9 Symptoms of Gum Diseases and Treatments! Necrotizing Gingivitis
Necrotizing gingivitis is part of a range of disease known as necrotizing periodontal diseases. Necrotizing Ulcerative Gingivitis (NUG) is a severe infection of the gums (gingiva) characterized by gum necrosis, bleeding, and pain. It is diagnosed once specific clinical signs and symptoms begin to develop. It is different from other gum diseases in that it presents with necrosis of gums between teeth ulceration of the papillae, gum bleeding, and pain.
It Usually occurs in young adults between the ages of 18-30 years. It is also known as Vincent's Infection, acute ulcer membranous gingivitis, phagedenic gingivitis, fusospirochetal (related to, or caused by Fusobacteria and spirochetes) gingivitis or Trench Disease (due to its outburst in the soldiers during World War 1).
- The rapid or sudden onset of intense pain (localized or generalized).
- Ulcerated and necrotic papillary and marginal gingiva and cratering (punched out) of papillae.
- Intense gingival pain.
- Gums that bleed easily.
- Bad breath.
- Yellowish-white or grayish slough “pseudomembrane” (skin like tissue) covering ulcerated papilla, swollen or enlarged lymph nodes, fever, and fatigue.
- The Bacterial attack on gum tissues.
- Severe/excruciating pain.
- Lesions or blister-like formations on the gum and gum line.
- Risk Factors may include the following:
- Psychological anxiety and stress.
- Sleep deprivation.
- Pre-existing early-stage gum disease (gingivitis) and trauma.
- Inadequate oral hygiene.
- Nutritional Deficiency.
- HIV-positive status.
- Other medical conditions that weaken immunity.
- Immunity-suppressing medication, such as corticosteroids.
- Down’s Syndrome.
- Sudden lifestyle change.
- Males are more at risk than females.
- All the factors mentioned above result in immunosuppression: decreased antibody response, increasing one's vulnerability to the infection.
- Detailed medical history, including nutrition, lifestyle and health habits.
- Medical consultation and treatment, in case the immunosuppressive disease is suspected.
- Detailed dental account: pain (persistent, intense onset).
- Extraoral examination: for enlarged and swollen lymph nodes of the head and neck.
- Intraoral examination: for clinical features of NUG and presence of pasty saliva.
- Based on the professional medical check-up, a diagnosis of NUG is established.
- Common Initial phase Treatments include:
- Debridement of the infected area which is under local anesthesia.
- Removal of the formed membrane using cotton dipped in chlorhexidine.

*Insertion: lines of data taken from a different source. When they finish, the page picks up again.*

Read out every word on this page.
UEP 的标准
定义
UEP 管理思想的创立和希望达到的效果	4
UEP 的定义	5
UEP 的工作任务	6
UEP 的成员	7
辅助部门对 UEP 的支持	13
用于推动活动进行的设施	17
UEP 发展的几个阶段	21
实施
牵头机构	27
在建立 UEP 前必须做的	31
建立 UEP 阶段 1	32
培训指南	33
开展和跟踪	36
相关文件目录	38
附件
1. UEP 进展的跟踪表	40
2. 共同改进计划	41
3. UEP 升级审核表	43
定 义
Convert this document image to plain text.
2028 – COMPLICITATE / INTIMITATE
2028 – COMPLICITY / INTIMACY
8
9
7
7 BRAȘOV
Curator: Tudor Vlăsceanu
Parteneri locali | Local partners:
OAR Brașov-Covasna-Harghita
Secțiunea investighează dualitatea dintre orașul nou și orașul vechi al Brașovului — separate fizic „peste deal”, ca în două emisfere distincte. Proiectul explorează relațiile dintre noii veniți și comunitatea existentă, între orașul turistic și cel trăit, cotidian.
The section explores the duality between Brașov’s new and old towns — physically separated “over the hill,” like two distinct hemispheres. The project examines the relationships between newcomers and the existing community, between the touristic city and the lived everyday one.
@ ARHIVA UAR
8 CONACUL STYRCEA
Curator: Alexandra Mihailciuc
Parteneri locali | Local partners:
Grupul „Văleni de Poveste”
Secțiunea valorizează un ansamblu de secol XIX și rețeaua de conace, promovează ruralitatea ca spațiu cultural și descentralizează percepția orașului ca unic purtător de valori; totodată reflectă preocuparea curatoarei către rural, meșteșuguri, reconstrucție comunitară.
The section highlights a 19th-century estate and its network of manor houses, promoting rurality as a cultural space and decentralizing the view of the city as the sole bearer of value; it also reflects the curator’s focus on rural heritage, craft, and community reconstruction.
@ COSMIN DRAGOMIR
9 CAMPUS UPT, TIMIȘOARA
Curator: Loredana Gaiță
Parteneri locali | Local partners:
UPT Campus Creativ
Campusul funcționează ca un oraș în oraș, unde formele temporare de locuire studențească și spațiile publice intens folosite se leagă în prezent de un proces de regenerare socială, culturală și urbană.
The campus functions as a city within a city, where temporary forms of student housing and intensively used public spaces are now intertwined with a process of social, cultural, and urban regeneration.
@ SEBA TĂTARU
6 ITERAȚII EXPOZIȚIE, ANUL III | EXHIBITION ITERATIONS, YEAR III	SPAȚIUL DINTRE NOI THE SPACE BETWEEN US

- Explain to the patient-specific oral care instructions such as the use of a prescription antibacterial mouthwash: chlorhexidine 0.12% twice daily.
- Manage pain with analgesics: ibuprofen 400-600 mg thrice daily.
- Patient counseling should include education on proper nutrition, oral care, appropriate fluid intake, and quitting of habits such as smoking.
- Antibiotics if patiently is immunocompromised (e.g., AIDS, leukemia,) or in case of development of physical symptoms like fever, malaise, and enlargement or swelling of lymph nodes.
- Follow up with a complete oral examination after resolution of the condition.
- When the physical manifestation of the disease such as fever is present, antibiotic treatment may be recommended.
- Remaining soft tissue hollows are more vulnerable to further dental attachment loss; these areas may need surgical treatment in future to avoid complications.
- Sites that don't respond to treatment may occur and may be characterized by recurring and progressive deterioration of the gum and surrounding structural detachment.
- Reasons for unresolved NUG include the failure to remove the irritant, incomplete debridement of infected tissue, inaccurate diagnosis, a patient who doesn't follow treatment protocols and medication, and underlying medical conditions.
- Non-resident patients will need additional therapy, additional medication, and dental consultation. These conditions may tend to recur; therefore, frequent periodontal maintenance visits and thorough oral hygiene are mandatory.
- Your dentist may recommend medicated mouth rinses, brushing with special toothpaste and flossing more frequently to meet your increased need for oral hygiene.
- Untreated, the condition may lead to rapid deterioration of the gum (necrotizing ulcerative periodontitis) and may also spread, as necrotizing stomatitis or noma, into surrounding tissues in the cheeks, lips or the bone structure of the jaw.
- With treatment, even if attachment loss occurs with NUG, resolution post-treatment (regular scaling, root-planing, and antimicrobial or rinses), is quick and regeneration of the impacted soft tissues is possible.